[guest post by Dana]
There is a move afoot to seek federal protection for yet another group. It’s difficult to keep up with the expanding list and at some point in time, one wonders what won’t be added.
New research shows that most Americans support policies that address weight discrimination. In fact, approximately 3 out of 4 individuals support efforts to add body weight as a protected class under Civil Rights laws, and the majority of those surveyed (at least 60%) are supportive of other policy efforts to address weight discrimination across the nation.
The study, led by researchers at the Rudd Center for Food Policy & Obesity and published in the research journal Obesity, the official journal of The Obesity Society (TOS), is the first to document a positive change in public attitudes toward legal measures to address weight discrimination.
“More than two-thirds of adults in the United States are affected by overweight or obesity, meaning they are also vulnerable to the stigma and discrimination that these proposed policies and laws would help prevent,” said study author Rebecca Puhl, PhD, Rudd Center deputy director and co-author of the study. “Rates of weight discrimination are comparable with rates of racial discrimination, especially for women, and are seen across multiple domains, from healthcare and employment to media and personal relationships.
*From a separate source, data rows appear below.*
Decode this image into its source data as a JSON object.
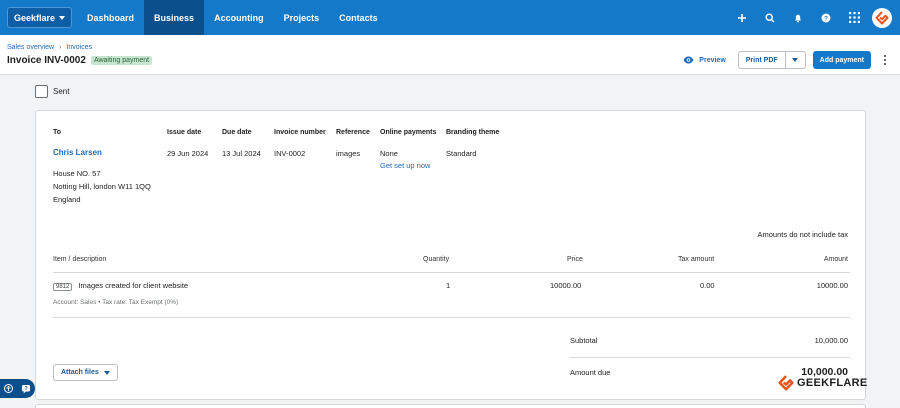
{
  "nav": {
    "org_label": "Geekflare",
    "tabs": [
      "Dashboard",
      "Business",
      "Accounting",
      "Projects",
      "Contacts"
    ],
    "active_tab": "Business",
    "icons": [
      "plus-icon",
      "search-icon",
      "bell-icon",
      "help-icon",
      "apps-grid-icon",
      "geekflare-logo"
    ]
  },
  "header": {
    "breadcrumb": [
      "Sales overview",
      "Invoices"
    ],
    "title": "Invoice INV-0002",
    "status": "Awaiting payment",
    "preview_label": "Preview",
    "print_label": "Print PDF",
    "add_payment_label": "Add payment"
  },
  "sent_label": "Sent",
  "invoice": {
    "headers": {
      "to": "To",
      "issue_date": "Issue date",
      "due_date": "Due date",
      "invoice_number": "Invoice number",
      "reference": "Reference",
      "online_payments": "Online payments",
      "branding_theme": "Branding theme"
    },
    "contact_name": "Chris Larsen",
    "address": [
      "House NO. 57",
      "Notting Hill, london W11 1QQ",
      "England"
    ],
    "issue_date": "29 Jun 2024",
    "due_date": "13 Jul 2024",
    "invoice_number": "INV-0002",
    "reference": "images",
    "online_payments": "None",
    "online_payments_link": "Get set up now",
    "branding_theme": "Standard",
    "tax_note": "Amounts do not include tax",
    "line_headers": {
      "item": "Item / description",
      "quantity": "Quantity",
      "price": "Price",
      "tax": "Tax amount",
      "amount": "Amount"
    },
    "lines": [
      {
        "code": "9812",
        "description": "Images created for client website",
        "quantity": "1",
        "price": "10000.00",
        "tax": "0.00",
        "amount": "10000.00",
        "meta": "Account: Sales • Tax rate: Tax Exempt (0%)"
      }
    ],
    "subtotal_label": "Subtotal",
    "subtotal": "10,000.00",
    "amount_due_label": "Amount due",
    "amount_due": "10,000.00",
    "attach_label": "Attach files"
  },
  "watermark": "GEEKFLARE",
  "colors": {
    "nav_bg": "#1479c9",
    "nav_active": "#0b4f8c",
    "link": "#1b6dbe",
    "badge_bg": "#c6e7cf",
    "brand_orange": "#e8541e"
  }
}
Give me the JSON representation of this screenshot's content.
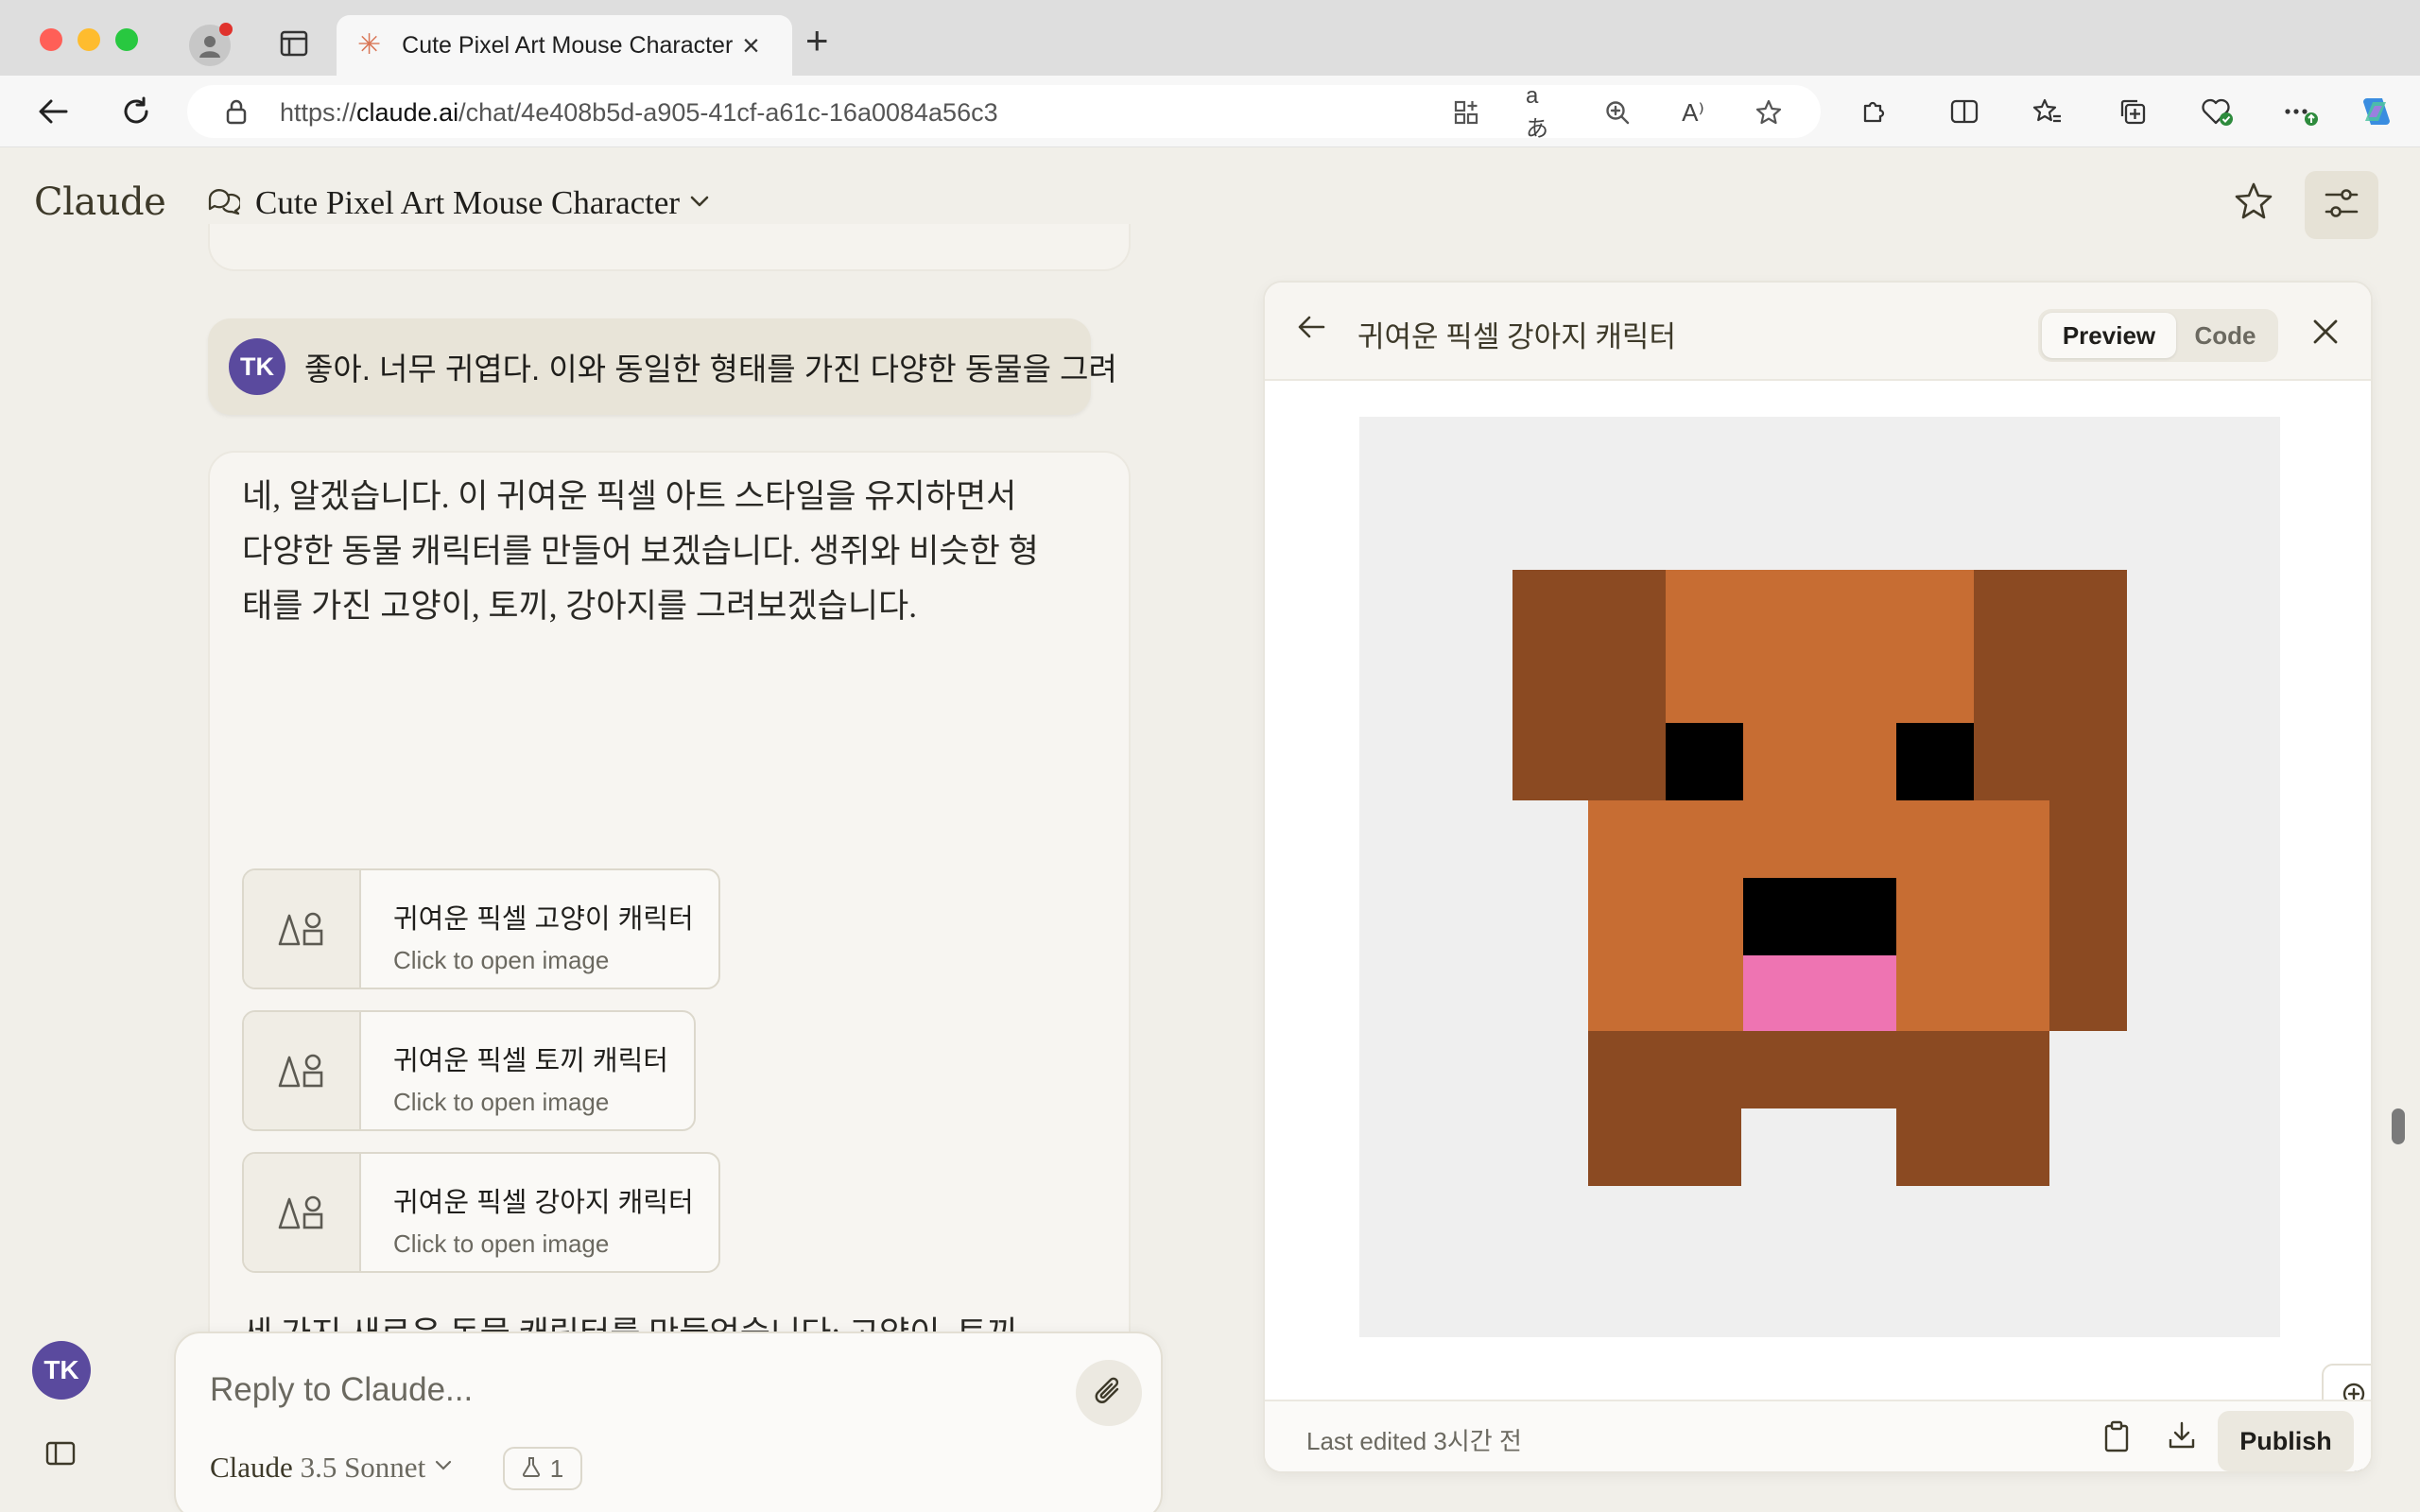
{
  "browser": {
    "tab_title": "Cute Pixel Art Mouse Character",
    "tab_favicon": "✳",
    "url_prefix": "https://",
    "url_domain": "claude.ai",
    "url_path": "/chat/4e408b5d-a905-41cf-a61c-16a0084a56c3"
  },
  "app": {
    "logo": "Claude",
    "chat_title": "Cute Pixel Art Mouse Character"
  },
  "chat": {
    "user_initials": "TK",
    "user_message": "좋아. 너무 귀엽다. 이와 동일한 형태를 가진 다양한 동물을 그려",
    "assistant_intro": "네, 알겠습니다. 이 귀여운 픽셀 아트 스타일을 유지하면서 다양한 동물 캐릭터를 만들어 보겠습니다. 생쥐와 비슷한 형태를 가진 고양이, 토끼, 강아지를 그려보겠습니다.",
    "artifacts": [
      {
        "title": "귀여운 픽셀 고양이 캐릭터",
        "subtitle": "Click to open image"
      },
      {
        "title": "귀여운 픽셀 토끼 캐릭터",
        "subtitle": "Click to open image"
      },
      {
        "title": "귀여운 픽셀 강아지 캐릭터",
        "subtitle": "Click to open image"
      }
    ],
    "assistant_outro": "세 가지 새로운 동물 캐릭터를 만들었습니다: 고양이, 토끼, 강아지입니다. 각 캐릭터는 원래의 생쥐 캐릭터와 비슷한 스타일을 유지하면서 각 동물의 특징을 반영했습니다."
  },
  "composer": {
    "placeholder": "Reply to Claude...",
    "model_brand": "Claude",
    "model_version": "3.5 Sonnet",
    "badge_count": "1"
  },
  "panel": {
    "title": "귀여운 픽셀 강아지 캐릭터",
    "tab_preview": "Preview",
    "tab_code": "Code",
    "last_edited": "Last edited 3시간 전",
    "publish_label": "Publish"
  },
  "colors": {
    "dark_brown": "#8b4a22",
    "orange_brown": "#c76d33",
    "black": "#000000",
    "pink": "#ee74b2",
    "canvas_bg": "#efefef",
    "accent_avatar": "#5a4a9e"
  }
}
We’re hopeful that identifying these trends in support of action to end weight discrimination can provide backing for current and future policy efforts.”
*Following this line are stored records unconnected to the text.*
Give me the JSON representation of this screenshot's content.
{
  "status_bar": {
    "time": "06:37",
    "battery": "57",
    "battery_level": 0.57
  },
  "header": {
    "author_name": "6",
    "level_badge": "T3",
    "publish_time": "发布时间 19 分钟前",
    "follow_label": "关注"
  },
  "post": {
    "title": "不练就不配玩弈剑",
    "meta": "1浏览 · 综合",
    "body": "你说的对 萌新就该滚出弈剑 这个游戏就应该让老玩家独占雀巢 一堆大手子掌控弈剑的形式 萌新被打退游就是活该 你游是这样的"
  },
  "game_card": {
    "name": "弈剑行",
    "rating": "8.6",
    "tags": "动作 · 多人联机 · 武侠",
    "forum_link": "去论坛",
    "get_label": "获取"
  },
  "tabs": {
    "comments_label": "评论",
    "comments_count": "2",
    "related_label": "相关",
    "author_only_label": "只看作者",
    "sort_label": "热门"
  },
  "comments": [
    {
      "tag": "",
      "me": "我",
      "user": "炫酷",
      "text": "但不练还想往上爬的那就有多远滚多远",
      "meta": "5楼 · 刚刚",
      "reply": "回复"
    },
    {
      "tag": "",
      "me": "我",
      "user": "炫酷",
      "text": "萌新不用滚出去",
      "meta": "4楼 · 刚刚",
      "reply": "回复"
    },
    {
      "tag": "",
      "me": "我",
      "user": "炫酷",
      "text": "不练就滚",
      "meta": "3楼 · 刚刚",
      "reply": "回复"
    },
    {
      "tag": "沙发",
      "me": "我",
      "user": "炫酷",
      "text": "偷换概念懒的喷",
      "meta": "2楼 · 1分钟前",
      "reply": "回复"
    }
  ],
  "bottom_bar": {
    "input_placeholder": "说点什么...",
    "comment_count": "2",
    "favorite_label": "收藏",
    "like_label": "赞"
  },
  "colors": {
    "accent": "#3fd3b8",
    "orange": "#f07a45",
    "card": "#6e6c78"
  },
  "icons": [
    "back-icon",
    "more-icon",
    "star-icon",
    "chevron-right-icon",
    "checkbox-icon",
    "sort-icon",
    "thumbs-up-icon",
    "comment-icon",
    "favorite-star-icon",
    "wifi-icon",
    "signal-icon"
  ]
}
According to the paper, from 2011 — 2013 researchers observed a 7% increase in support for disability protections for those affected by obesity or overweight (61% in 2011 to 69% in 2013) and a 6% increase for adding body weight as a protected class in Civil Rights statutes (70% in 2011 to 76% in 2013).
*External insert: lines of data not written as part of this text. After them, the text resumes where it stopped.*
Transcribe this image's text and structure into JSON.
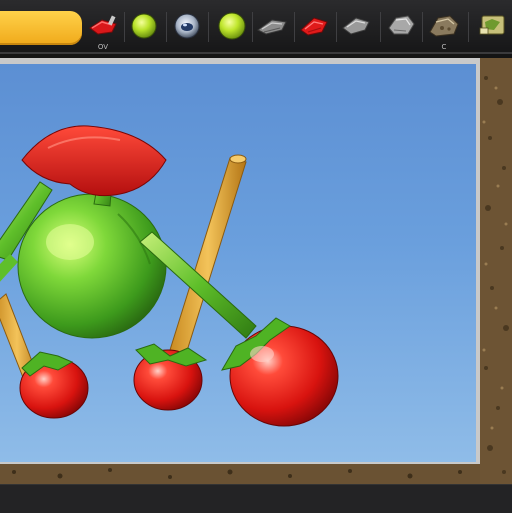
{
  "toolbar": {
    "main_tab_label": "",
    "tools": [
      {
        "icon": "red-brush-icon",
        "caption": "OV"
      },
      {
        "icon": "green-ball-icon",
        "caption": ""
      },
      {
        "icon": "camera-lens-icon",
        "caption": ""
      },
      {
        "icon": "green-ball-icon",
        "caption": ""
      },
      {
        "icon": "gray-brush-icon",
        "caption": ""
      },
      {
        "icon": "red-brush-icon",
        "caption": ""
      },
      {
        "icon": "gray-brush-icon",
        "caption": ""
      },
      {
        "icon": "stone-tool-icon",
        "caption": ""
      },
      {
        "icon": "terrain-tool-icon",
        "caption": "C"
      },
      {
        "icon": "layers-icon",
        "caption": ""
      }
    ]
  },
  "viewport": {
    "scene": "3d-fruit-model",
    "objects": [
      "apple",
      "leaf-cap",
      "wooden-stick",
      "cherry-tomato"
    ]
  },
  "colors": {
    "accent": "#f5b52a",
    "sky_top": "#5c8fd3",
    "sky_bottom": "#8fbce8",
    "apple_green": "#55c23a",
    "tomato_red": "#e01a1a",
    "terrain": "#6d5434"
  }
}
As for reasons behind the observed increase in support for action, Dr. Puhl points to the American Medical Association designation of obesity as a disease in 2013 — and the resulting national media attention — as a possible force in moving the needle, but adds: “We still have a long way to go. Reducing weight discrimination requires shifting societal attitudes and challenging stigma in multiple settings.”
It’s interesting to note Dr. Puhl discusses reducing weight discrimination, but not reducing weight. If, as some believe, the stigma of obesity/overweight is so damaging and debilitating that we need federal protection laws, perhaps someone should inform Charles Barkley of this. Because a public figure fat shaming is clearly unacceptable!
When taken to the woodshed by viewers, Barkley dug in. The only option? Obviously, intensive sensitivity training and federal protection for the offended.
And while we’re at it, I am a left-handed conservative with a Morton’s toe – where’s my protection??